Sunday, May 20, 2012

Cutting the Garlic Mustard

A few weeks ago I noticed that the ‘woods’ along our property line were really overgrown with weeds.  This area is full of various trees, shrubs, and plants; some healthy and some not so healthy.  When we moved in almost four years ago the area was already overgrown and we didn’t really do much to it since then.  We liked the natural look (to an extent) but mostly liked the privacy it gave us from the neighbors and the busy street behind us.  We knew at some point we would have to do something about it as many of the trees were growing into the power lines and just generally looked bad.  The super infestation of weeds prompted us to think about a HUGE landscaping project. 

We discovered that the weeds that are taking over are garlic mustard; an invasive plant that out competes native plants.  Garlic mustard has a two year life cycle.  In the first year the plants are small and low to the ground.  In the second year they are much larger, flower, and produce many, many seeds.  This year is the second year for our crop.  We realized we needed to get busy and try and pull out all of these weeds before they go to seed or else we’ll have bigger problems in the years to come.  What a pain in the butt!  It’s nearly impossible to maneuver under and around the pine trees without poking an eye out.  I carried a tick into the house after pulling the weeds.  Gross!  And we’ve discovered how many dead, leafless branches there are and how much larger our lot could be if these ‘woods’ weren’t there.  It really seemed like a huge undertaking.

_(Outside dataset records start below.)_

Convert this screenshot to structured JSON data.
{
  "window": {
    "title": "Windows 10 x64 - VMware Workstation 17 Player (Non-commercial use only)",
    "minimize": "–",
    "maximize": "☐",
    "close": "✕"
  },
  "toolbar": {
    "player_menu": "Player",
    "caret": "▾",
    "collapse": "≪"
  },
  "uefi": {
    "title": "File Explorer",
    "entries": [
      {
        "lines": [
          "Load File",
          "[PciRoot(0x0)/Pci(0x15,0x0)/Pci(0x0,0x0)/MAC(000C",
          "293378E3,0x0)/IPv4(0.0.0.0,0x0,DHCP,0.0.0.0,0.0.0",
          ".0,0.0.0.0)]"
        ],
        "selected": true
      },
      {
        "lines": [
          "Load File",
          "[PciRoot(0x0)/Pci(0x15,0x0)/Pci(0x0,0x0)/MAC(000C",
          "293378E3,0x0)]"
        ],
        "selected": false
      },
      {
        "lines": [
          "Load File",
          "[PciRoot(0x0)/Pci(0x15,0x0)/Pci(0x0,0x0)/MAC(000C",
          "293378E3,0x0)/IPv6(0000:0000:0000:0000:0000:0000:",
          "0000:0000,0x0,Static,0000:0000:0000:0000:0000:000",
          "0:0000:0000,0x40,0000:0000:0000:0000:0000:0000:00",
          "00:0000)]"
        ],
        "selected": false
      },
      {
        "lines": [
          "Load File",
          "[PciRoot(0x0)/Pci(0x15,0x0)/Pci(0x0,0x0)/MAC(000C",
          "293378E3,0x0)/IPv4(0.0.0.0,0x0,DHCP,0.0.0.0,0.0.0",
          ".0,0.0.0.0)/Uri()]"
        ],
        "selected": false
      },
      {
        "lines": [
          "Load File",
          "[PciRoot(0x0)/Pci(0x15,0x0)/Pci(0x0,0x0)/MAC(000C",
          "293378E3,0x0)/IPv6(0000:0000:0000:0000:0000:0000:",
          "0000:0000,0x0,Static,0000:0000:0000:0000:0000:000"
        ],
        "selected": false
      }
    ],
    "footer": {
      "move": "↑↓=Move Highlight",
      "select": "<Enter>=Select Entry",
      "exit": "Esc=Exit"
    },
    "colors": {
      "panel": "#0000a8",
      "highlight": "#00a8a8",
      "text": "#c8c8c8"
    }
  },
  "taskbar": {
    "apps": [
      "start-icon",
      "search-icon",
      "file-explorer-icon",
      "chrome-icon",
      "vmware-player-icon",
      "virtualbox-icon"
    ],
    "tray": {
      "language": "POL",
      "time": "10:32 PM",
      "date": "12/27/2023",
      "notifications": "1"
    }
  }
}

We contemplated hiring someone to clear cut this area, get a fence, and plant grass and some new bushes.  However, we've already made a huge dent in the area ourselves.  We pulled and weed whacked the weeds
(disposing of them in the regular garbage so as not to spread the seeds in the cities compost), trimmed up many of the dead branches and cut down some spindley trees.  Next we will apply some weed killer to kill any garlic mustard we missed as well as any other weeds that are there.  Then hopefully we can clean out the remaining leaves, pinecones, and other brush.  It will never be a completely manicured area, but it's a lot cheaper than hiring someone to clear cut.  Plus, I was feeling guilty about tearing down all the bird hideouts and homes!
This is what the plant looks like after we tried killing it with some weed killer!

The dirt area was filled with garlic mustard.

Trimming the dead branches of the pine trees.

Thick with garlic mustard.

This whole area was covered with it!  And who knew we had more land back there?